Reinforcement learning (RL) has garnered significant attention for developing decision-making agents that aim to maximize rewards, specified by an external supervisor, within fully observable environments. However, many real-world problems involve partial or noisy observations, where agents cannot access complete and accurate information about the environment. These problems are commonly formulated as partially observable Markov decision processes (POMDPs). Previous studies have tackled RL in POMDPs by either incorporating the memory of past actions and observations or by inferring the true state of the environment from observed data. Nevertheless, aggregating observations and actions over time becomes impractical in problems with large decision-making time horizons and high-dimensional spaces. Furthermore, inference-based RL approaches often require many environmental samples to perform well, as they focus solely on reward maximization and neglect uncertainty in the inferred state. Active inference (AIF) is a framework naturally formulated in POMDPs and directs agents to select actions by minimizing a function called expected free energy (EFE). This supplies reward-maximizing (or exploitative) behavior, as in RL, with information-seeking (or exploratory) behavior. Despite this exploratory behavior of AIF, its use is limited to problems with small time horizons and discrete spaces due to the computational challenges associated with EFE. In this article, we propose a unified principle that establishes a theoretical connection between AIF and RL, enabling seamless integration of these two approaches and overcoming their limitations in continuous space POMDP settings. We substantiate our findings with rigorous theoretical analysis, providing novel perspectives for using AIF in designing and implementing artificial agents. Experimental results demonstrate the superior learning capabilities of our method compared to other alternative RL approaches in solving partially observable tasks with continuous spaces. Notably, our approach harnesses information-seeking exploration, enabling it to effectively solve reward-free problems and rendering explicit task reward design by an external supervisor optional.

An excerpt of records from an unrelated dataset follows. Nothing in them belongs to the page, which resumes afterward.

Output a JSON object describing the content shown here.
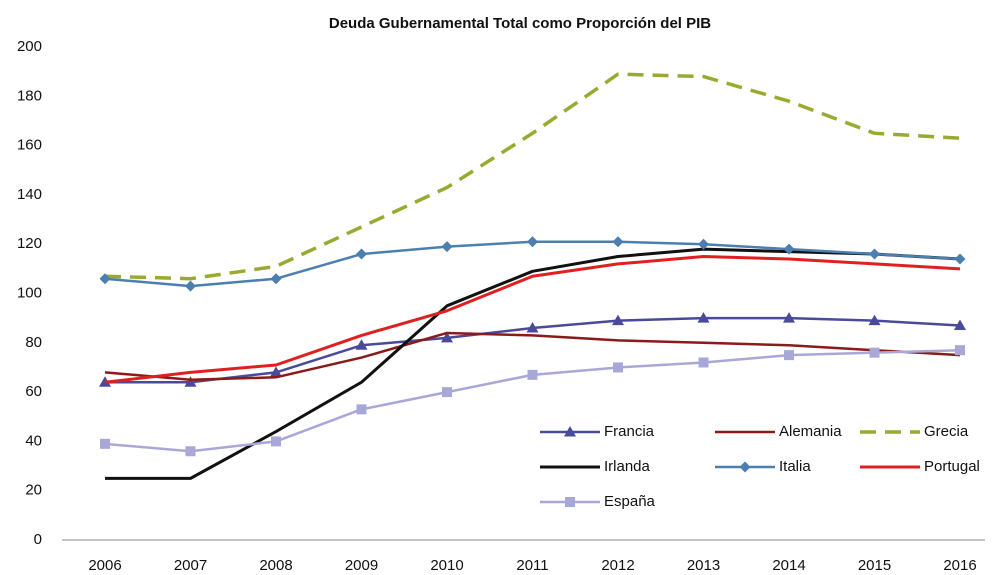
{
  "chart_data": {
    "type": "line",
    "title": "Deuda Gubernamental Total como Proporción del PIB",
    "categories": [
      "2006",
      "2007",
      "2008",
      "2009",
      "2010",
      "2011",
      "2012",
      "2013",
      "2014",
      "2015",
      "2016"
    ],
    "ylim": [
      0,
      200
    ],
    "yticks": [
      0,
      20,
      40,
      60,
      80,
      100,
      120,
      140,
      160,
      180,
      200
    ],
    "grid": false,
    "legend": "lower right",
    "series": [
      {
        "name": "Francia",
        "color": "#4a4a9a",
        "marker": "triangle",
        "dash": false,
        "values": [
          64,
          64,
          68,
          79,
          82,
          86,
          89,
          90,
          90,
          89,
          87
        ]
      },
      {
        "name": "Alemania",
        "color": "#8b1a1a",
        "marker": "none",
        "dash": false,
        "values": [
          68,
          65,
          66,
          74,
          84,
          83,
          81,
          80,
          79,
          77,
          75
        ]
      },
      {
        "name": "Grecia",
        "color": "#9aaa30",
        "marker": "none",
        "dash": true,
        "values": [
          107,
          106,
          111,
          127,
          143,
          165,
          189,
          188,
          178,
          165,
          163
        ]
      },
      {
        "name": "Irlanda",
        "color": "#111111",
        "marker": "none",
        "dash": false,
        "values": [
          25,
          25,
          44,
          64,
          95,
          109,
          115,
          118,
          117,
          116,
          114
        ]
      },
      {
        "name": "Italia",
        "color": "#4a7fb0",
        "marker": "diamond",
        "dash": false,
        "values": [
          106,
          103,
          106,
          116,
          119,
          121,
          121,
          120,
          118,
          116,
          114
        ]
      },
      {
        "name": "Portugal",
        "color": "#e02020",
        "marker": "none",
        "dash": false,
        "values": [
          64,
          68,
          71,
          83,
          93,
          107,
          112,
          115,
          114,
          112,
          110
        ]
      },
      {
        "name": "España",
        "color": "#a8a8d8",
        "marker": "square",
        "dash": false,
        "values": [
          39,
          36,
          40,
          53,
          60,
          67,
          70,
          72,
          75,
          76,
          77
        ]
      }
    ]
  }
}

主动推理与强化学习:部分可观测性下连续状态和行动空间的统一推理》(A Unified Inference on Continuous State and Action Spaces under Partial Observability.
强化学习(RL)在开发决策代理方面备受关注,这些代理的目标是在完全可观测的环境中最大限度地提高外部监督者指定的奖励。然而,现实世界中的许多问题都涉及部分或嘈杂的观测,在这些问题中,代理无法获得有关环境的完整而准确的信息。这些问题通常被表述为部分可观测马尔可夫决策过程(POMDP)。以往的研究通过结合对过去行动和观察结果的记忆,或通过从观察数据推断环境的真实状态,来解决 POMDPs 中的 RL 问题。然而,在决策时间跨度大、空间维度高的问题中,随着时间的推移汇总观察结果和行动是不切实际的。此外,基于推理的 RL 方法往往需要许多环境样本才能取得良好效果,因为它们只关注报酬最大化,而忽略了推理状态的不确定性。主动推理(AIF)是在 POMDPs 中自然形成的一个框架,它指导代理通过最小化称为期望自由能(EFE)的函数来选择行动。这将 RL 中的报酬最大化(或利用)行为与信息搜索(或探索)行为结合起来。尽管 AIF 具有探索行为,但由于 EFE 带来的计算挑战,它的应用仅限于小时间跨度和离散空间的问题。在本文中,我们提出了一个统一的原则,在 AIF 和 RL 之间建立了理论联系,实现了这两种方法的无缝集成,克服了它们在连续空间 POMDP 设置中的局限性。我们通过严谨的理论分析证实了我们的发现,为使用 AIF 设计和实现人工代理提供了新的视角。实验结果表明,在解决连续空间的部分可观测任务时,与其他可供选择的 RL 方法相比,我们的方法具有更强的学习能力。值得注意的是,我们的方法利用了信息搜索探索,使其能够有效地解决无奖励问题,并使外部监督者的明确任务奖励设计变得可有可无。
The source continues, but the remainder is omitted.